9. Lateral plates of terminal disk transverse, subtriangular and pointed at apex (Figs 6a-b, 7d), with straight margins. The lateral plates of the Metriini, Mystropomini and other Ozaenini are wide and broadly rounded. Lateral plates of Goniotropis (Ozaenini) (Fig. 6c) are transverse and widely separated from dorsal plates similar to those of Eustra.

10. Urogomphi flattened, wider and longer than dorsal plates, composed by 7 short triangular lobes (Figs 6a-b, 7a), acute or bidentate at apex, separated by V-shaped notches of different depths, very shallowas compared to other Ozaenini. The flattening and widening of the urogomphi and the reduction (Physea, Ozaenini) or absence (all Paussini, see for example Fig. 6d) of branches is a typical feature of myrmecophilous larvae (Di Giulio et al. 2003; Di Giulio and Moore 2004).

11. Absence of urogomphal lobe D and presence of the additional urogomphal lobe X (Figs 6a-b, 7a). The lobes of urogomphi were coded first in Metrius by Bousquet (1986) and his notation was later slightly modified for ozaenines to include the partial or total bipartition of lobes B (B1+B2) and E (E1+E2) (Vigna Taglianti et al. 1998). This notation works for all described ozaenine larvae except for Eustra, which do not have a lobe D, but rather have an additional lobe (here named “lobe X”) located between lobes C and E2. Lobe X may be interpreted as: (1) a unique lobe (X = F); (2) D-lobe distally displaced to the margin (X = D); or (3) an additional subdivision of lobe E (X = E3). Eustra larvae also have a unique subdivision of E1 (E1a, E1b).

12. Peculiar inflated sensilla S-I (Figs 7a, c, e) of different lengths present on surface of plates and urogomphi. Inflated sensilla S-I have been described in larvae of Platyrhopalopsis (Paussini) and Physea (Ozaenini) and have been considered as an adaptation to the myrmecophilous lifestyle (Di Giulio et al. 2003). The sensilla S-I of Eustra are very different from the homologous structures of the aforementioned taxa since these are mushroom-shaped, composed of an elongate basal stem, which emerges from a cuticular protuberance, and an apical irregular inflation.

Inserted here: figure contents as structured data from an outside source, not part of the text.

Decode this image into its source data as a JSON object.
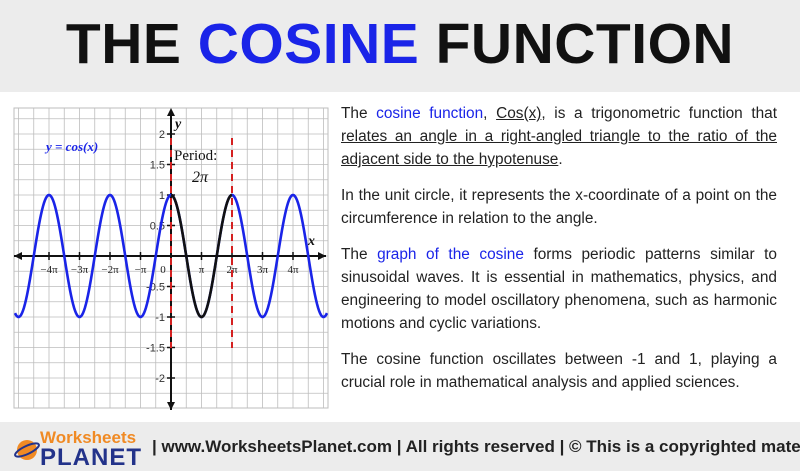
{
  "header": {
    "title_part1": "THE ",
    "title_accent": "COSINE",
    "title_part2": " FUNCTION"
  },
  "graph": {
    "equation_label": "y = cos(x)",
    "period_label": "Period:",
    "period_value": "2π",
    "x_axis_label": "x",
    "y_axis_label": "y",
    "y_ticks": [
      "2",
      "1.5",
      "1",
      "0.5",
      "-0.5",
      "-1",
      "-1.5",
      "-2"
    ],
    "x_ticks": [
      "−4π",
      "−3π",
      "−2π",
      "−π",
      "0",
      "π",
      "2π",
      "3π",
      "4π"
    ],
    "colors": {
      "curve": "#1a24e8",
      "highlight": "#111111",
      "period_lines": "#d42020",
      "grid": "#bdbdbd"
    }
  },
  "paragraphs": {
    "p1": {
      "t1": "The ",
      "t2": "cosine function",
      "t3": ", ",
      "t4": "Cos(x)",
      "t5": ", is a trigonometric function that ",
      "t6": "relates an angle in a right-angled triangle to the ratio of the adjacent side to the hypotenuse",
      "t7": "."
    },
    "p2": "In the unit circle, it represents the x-coordinate of a point on the circumference in relation to the angle.",
    "p3": {
      "t1": "The ",
      "t2": "graph of the cosine",
      "t3": " forms periodic patterns similar to sinusoidal waves. It is essential in mathematics, physics, and engineering to model oscillatory phenomena, such as harmonic motions and cyclic variations."
    },
    "p4": "The cosine function oscillates between -1 and 1, playing a crucial role in mathematical analysis and applied sciences."
  },
  "footer": {
    "logo_top": "Worksheets",
    "logo_bottom": "PLANET",
    "text": "| www.WorksheetsPlanet.com | All rights reserved | © This is a copyrighted material"
  }
}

Like in the other ozaenine genera, larvae of Eustra live in galleries that they dig in humid soil or rotten wood and close off with their terminal disk, which they use to trap prey. However, the larvae of Eustra are so specialized and modified that it is not possible to find clear synapomorphies with larvae of any of the other known ozaenine genera. Some of the peculiar adaptations discussed above are similar to, but not necessary homologous to, characteristics described for the myrmecophilous larvae of Paussini and Physea (See Table 2). Since the Eustra larva from Taiwan was found inside a nest of Pachycondyla javana, it is possible that some of these traits are adaptations to a myrmecophilous lifestyle. However, we think that it is more likely that these minute larvae feed on very small invertebrates like collembolans and Drosophila, which first instar ozaenine larvae consistently consume in the lab (Moore and Di Giulio, pers. obs.), than it is that they feed on Pachycondlya, which are relatively large-bodied ants. Instead, many of the unusual characters observed in these larvae could facilitate feeding on fast moving prey, including the very long radial mechanoreceptors (sensilla S-II) of the terminal disk which would sense the approach of fast collembolans, and modified mouthparts including the bidentate mandibular apex, second tooth of retinaculum, and hook-like galea which would help the larva hold onto motile prey. Other characters, such as the flattening and widening of the urogomphi, could be related to the miniaturization of the larval body. In the future, we hope to discover the larvae of the genus Dhanya, and compare its morphological structures with Eustra since they are hypothesized to be sister genera (Jeannel 1946; Stork 1985; Deuve 2001), as well as larvae of the species formerly classified in the genus Ozaenaphenops to search for support of its synonymy with Eustra (Deuve 2001).